This investigation explores the face of poet, writer and scholar, Otoniya J. Okot Bitek, whom I invited to be involved in the process of making.
Because Julie (as she’s known to her friends) lives in another city, our conversations took place via email, text and a couple of Zoom calls. She supplied me with a series of selfies, that I used as references for the drawings. Early on in our conversations, I warned her that the drawings would, most likely, not be flattering, In spite of this she was still keen to participate.
In one of our text conversations Julie described her response to the drawings (that I’d posted to my Instagram account):
JOB: Sometimes I look at them as if I’m seeing myself without an awareness of me seeing myself. I don’t know if you know what I mean. Like catching yourself in a video that you were not aware was being taken…
EM: Yes, I understand. That’s how I feel when I see my drawings of my own face. Me, not me.
JOB: Exactly. Me, not me. But also me as I don’t know but can somehow recognize? Me as my own kin?

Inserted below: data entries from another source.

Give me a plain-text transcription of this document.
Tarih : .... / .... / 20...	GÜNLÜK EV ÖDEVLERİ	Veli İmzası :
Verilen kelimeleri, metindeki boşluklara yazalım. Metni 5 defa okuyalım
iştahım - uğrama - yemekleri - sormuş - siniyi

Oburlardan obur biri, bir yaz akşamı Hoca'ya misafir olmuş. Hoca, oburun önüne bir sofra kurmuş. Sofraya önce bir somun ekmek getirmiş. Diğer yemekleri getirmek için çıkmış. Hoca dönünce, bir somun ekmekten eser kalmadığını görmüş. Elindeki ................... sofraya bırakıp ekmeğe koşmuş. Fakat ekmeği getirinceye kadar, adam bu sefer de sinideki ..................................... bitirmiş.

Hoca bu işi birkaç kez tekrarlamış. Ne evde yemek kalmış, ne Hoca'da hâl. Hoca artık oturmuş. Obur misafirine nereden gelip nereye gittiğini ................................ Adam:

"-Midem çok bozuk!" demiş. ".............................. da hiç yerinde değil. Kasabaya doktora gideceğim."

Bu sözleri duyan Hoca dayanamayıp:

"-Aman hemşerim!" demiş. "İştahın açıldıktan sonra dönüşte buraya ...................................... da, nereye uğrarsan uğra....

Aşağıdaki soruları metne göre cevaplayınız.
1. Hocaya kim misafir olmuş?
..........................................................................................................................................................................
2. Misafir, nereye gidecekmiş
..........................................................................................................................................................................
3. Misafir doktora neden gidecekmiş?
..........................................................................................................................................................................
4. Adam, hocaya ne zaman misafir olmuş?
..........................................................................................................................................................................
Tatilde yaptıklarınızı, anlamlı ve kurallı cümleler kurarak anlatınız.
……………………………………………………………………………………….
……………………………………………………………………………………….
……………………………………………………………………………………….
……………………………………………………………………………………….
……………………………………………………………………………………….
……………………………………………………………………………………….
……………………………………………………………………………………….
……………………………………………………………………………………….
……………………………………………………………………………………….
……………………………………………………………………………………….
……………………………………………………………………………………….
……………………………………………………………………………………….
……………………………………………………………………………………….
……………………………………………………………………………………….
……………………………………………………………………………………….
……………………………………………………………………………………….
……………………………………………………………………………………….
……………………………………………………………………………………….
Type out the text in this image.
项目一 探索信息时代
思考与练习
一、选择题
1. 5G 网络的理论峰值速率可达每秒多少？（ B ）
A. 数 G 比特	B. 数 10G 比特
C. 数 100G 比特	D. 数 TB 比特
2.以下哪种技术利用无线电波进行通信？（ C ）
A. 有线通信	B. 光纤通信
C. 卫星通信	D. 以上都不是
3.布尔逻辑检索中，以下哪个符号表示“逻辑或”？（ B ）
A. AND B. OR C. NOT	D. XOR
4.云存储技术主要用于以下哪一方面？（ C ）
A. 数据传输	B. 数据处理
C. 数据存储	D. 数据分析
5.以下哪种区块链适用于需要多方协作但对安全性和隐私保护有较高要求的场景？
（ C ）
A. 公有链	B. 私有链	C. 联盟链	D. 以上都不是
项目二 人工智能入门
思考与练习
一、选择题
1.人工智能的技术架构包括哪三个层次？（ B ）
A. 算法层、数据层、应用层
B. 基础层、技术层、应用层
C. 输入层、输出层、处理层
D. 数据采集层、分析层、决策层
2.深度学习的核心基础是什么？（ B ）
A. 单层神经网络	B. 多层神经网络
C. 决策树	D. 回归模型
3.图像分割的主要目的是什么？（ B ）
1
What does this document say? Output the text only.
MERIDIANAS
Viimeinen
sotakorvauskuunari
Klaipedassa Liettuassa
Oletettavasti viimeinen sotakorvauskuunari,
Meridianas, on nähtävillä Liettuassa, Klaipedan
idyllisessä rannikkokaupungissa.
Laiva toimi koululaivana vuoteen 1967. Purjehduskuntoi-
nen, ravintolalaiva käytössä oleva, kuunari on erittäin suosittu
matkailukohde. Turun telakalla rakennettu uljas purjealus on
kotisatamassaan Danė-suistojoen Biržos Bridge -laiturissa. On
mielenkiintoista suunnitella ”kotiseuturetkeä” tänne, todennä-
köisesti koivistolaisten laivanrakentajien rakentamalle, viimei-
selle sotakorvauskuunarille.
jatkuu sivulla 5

The possibility that I am representing Juliane’s kin, rather than she, herself, was wonderfully liberating.
Even though I draw faces often, I struggle with the presumption of portraits—that we imagine they represent the essential, ineffable character of their subject. My drawings of a specific person’s face represent a desire to know and understand that person, as well as an acknowledgement of the impossibility of doing so.